Saint Luke tells us about that incident
near the city of Nain; . . . the Word of God speaks to us by way of
Saint Luke’s Gospel in order to remind us of the
truth. For, Jesus is, indeed, a prophet, because from His
lips comes the Word of God. But Jesus is not
simply a man,
like Elijah, who has received a divine call to
speak the Word of
God. Jesus
is the Word of God. God
Himself has
visited His people! . . . God Himself, in the Person of the
Incarnate Word . . . the Word made Flesh; . . . the Second Person of
the Trinity enfleshed with our humanity and ascended into Heaven
(having redeemed us from Sin); . . . ascended into Heaven so as to be
eternally Present to us . . . in all times and in all places,
especially in the Sacrament of His Body and Blood; . . . the Lord God
Almighty Himself, in the Person of Christ Jesus, has visited us . . .
and
perpetually visits us. . . . We are not so far from the
festivities and hope and promises of Easter that we should forget that
the Risen Jesus is continually Present to us with His blessings, . . .

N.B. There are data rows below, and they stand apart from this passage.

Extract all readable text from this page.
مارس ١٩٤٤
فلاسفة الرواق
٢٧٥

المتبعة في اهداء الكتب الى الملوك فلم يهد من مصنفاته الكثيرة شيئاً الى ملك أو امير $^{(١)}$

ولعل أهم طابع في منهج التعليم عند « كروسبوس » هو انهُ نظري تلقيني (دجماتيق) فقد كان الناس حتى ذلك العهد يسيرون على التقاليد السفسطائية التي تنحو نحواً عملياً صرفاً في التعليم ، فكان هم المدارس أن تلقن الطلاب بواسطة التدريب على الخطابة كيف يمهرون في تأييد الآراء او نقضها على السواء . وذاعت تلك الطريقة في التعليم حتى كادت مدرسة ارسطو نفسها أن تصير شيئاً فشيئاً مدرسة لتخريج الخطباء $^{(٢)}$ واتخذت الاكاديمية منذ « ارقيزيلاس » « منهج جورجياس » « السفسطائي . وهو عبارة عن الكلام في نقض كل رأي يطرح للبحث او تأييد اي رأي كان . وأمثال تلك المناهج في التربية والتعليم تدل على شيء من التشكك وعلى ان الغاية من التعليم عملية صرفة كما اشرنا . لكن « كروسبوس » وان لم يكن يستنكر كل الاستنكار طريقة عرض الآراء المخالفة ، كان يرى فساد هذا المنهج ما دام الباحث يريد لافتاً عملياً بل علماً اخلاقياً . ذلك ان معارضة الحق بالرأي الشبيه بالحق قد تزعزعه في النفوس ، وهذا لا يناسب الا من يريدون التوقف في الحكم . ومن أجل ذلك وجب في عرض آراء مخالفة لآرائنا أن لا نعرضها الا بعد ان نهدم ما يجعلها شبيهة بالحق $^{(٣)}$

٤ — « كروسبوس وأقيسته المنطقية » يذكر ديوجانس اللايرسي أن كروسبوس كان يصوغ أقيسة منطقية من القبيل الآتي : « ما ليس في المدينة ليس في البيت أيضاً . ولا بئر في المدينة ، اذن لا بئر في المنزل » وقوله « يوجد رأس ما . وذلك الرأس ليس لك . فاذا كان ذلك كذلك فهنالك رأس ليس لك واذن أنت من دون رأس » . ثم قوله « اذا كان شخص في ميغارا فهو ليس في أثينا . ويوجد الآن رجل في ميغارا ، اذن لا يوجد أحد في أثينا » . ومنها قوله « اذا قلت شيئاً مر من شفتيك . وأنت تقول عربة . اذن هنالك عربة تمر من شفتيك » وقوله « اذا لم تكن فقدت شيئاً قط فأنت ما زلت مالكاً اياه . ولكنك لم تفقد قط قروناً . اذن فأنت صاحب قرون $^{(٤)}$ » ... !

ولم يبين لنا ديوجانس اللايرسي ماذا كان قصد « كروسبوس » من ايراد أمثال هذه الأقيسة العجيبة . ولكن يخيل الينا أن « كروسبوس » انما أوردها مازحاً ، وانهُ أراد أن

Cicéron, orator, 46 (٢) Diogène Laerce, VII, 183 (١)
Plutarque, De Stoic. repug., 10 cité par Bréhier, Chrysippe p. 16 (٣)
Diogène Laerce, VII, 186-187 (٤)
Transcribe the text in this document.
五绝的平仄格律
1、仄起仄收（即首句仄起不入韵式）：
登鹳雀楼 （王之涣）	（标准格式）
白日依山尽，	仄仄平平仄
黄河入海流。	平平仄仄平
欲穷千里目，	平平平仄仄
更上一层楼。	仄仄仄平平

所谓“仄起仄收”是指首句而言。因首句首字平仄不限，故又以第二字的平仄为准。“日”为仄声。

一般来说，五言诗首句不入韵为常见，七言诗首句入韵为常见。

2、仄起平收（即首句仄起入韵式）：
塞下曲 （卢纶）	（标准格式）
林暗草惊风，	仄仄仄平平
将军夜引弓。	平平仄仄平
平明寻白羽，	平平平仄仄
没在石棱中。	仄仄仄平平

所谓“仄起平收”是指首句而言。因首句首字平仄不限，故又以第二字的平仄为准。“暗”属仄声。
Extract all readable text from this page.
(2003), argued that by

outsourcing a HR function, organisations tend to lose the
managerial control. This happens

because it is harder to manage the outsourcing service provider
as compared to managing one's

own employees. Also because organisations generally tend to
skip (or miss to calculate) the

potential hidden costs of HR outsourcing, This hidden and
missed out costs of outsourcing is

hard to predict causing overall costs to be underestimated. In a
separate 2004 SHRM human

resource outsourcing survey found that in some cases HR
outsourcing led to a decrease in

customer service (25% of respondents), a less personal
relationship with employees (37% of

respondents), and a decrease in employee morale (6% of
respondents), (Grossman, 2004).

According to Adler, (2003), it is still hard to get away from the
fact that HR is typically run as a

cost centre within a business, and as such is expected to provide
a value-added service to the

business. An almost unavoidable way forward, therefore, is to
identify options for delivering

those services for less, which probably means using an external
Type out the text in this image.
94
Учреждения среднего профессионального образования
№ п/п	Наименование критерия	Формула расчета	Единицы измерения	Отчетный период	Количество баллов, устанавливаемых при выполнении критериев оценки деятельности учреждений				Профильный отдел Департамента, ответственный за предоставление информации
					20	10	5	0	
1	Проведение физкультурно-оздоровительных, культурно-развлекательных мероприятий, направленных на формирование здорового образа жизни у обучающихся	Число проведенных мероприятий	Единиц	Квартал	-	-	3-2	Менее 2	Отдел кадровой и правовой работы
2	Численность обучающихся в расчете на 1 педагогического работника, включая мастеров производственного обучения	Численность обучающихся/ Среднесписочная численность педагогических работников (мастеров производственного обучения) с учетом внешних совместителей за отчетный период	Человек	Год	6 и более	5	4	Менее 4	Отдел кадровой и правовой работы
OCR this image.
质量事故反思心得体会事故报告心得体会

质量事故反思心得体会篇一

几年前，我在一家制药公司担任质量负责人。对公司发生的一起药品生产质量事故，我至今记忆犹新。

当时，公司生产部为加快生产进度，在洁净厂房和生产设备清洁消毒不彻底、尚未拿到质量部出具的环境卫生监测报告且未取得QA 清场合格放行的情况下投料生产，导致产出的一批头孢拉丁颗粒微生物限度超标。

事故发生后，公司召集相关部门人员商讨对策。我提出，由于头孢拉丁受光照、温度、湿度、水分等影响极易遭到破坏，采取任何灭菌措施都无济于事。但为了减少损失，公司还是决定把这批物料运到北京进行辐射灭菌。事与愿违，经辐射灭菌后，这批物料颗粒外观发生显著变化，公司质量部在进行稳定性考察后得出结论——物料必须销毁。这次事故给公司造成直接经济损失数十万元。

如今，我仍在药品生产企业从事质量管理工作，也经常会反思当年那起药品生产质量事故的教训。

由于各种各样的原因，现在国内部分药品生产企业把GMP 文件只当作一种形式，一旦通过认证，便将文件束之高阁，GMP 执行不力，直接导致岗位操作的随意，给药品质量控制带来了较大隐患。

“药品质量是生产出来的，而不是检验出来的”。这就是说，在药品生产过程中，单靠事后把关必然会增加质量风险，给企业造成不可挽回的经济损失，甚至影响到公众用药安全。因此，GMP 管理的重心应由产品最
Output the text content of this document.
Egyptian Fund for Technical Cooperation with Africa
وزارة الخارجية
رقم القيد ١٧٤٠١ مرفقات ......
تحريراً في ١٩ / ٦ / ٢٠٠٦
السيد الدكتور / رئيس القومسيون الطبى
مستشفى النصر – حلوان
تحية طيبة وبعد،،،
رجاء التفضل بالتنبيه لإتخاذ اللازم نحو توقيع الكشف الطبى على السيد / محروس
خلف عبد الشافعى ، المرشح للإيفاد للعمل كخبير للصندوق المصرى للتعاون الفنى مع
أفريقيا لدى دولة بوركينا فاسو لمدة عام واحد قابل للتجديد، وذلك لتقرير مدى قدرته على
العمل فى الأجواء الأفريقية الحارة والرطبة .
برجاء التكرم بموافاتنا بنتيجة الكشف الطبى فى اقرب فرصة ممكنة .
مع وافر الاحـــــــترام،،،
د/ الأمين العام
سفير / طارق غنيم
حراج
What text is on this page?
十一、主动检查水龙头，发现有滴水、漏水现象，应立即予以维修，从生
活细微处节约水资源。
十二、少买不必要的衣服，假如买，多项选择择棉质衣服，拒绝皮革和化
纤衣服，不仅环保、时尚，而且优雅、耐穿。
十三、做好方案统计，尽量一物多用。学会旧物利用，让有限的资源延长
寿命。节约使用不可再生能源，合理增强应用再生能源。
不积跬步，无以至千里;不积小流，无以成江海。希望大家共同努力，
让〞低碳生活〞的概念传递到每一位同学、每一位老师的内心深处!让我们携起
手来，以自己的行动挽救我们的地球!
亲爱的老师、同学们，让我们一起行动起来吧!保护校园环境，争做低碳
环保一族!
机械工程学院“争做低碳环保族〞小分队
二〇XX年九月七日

even when it seems as if God has not given us what we want.
It is a mistake, Holy Scripture teaches
us today; . . . it is a mistake to so fix our hearts upon what we want
from God . . . or upon what God has failed to give us . . . as to
become blind to His blessings. . . . Because even though the
continual Presence of Jesus may change nothing we are aware of or
notice; . . . even though the Presence of Jesus in our lives may change
nothing, . . . everything is different.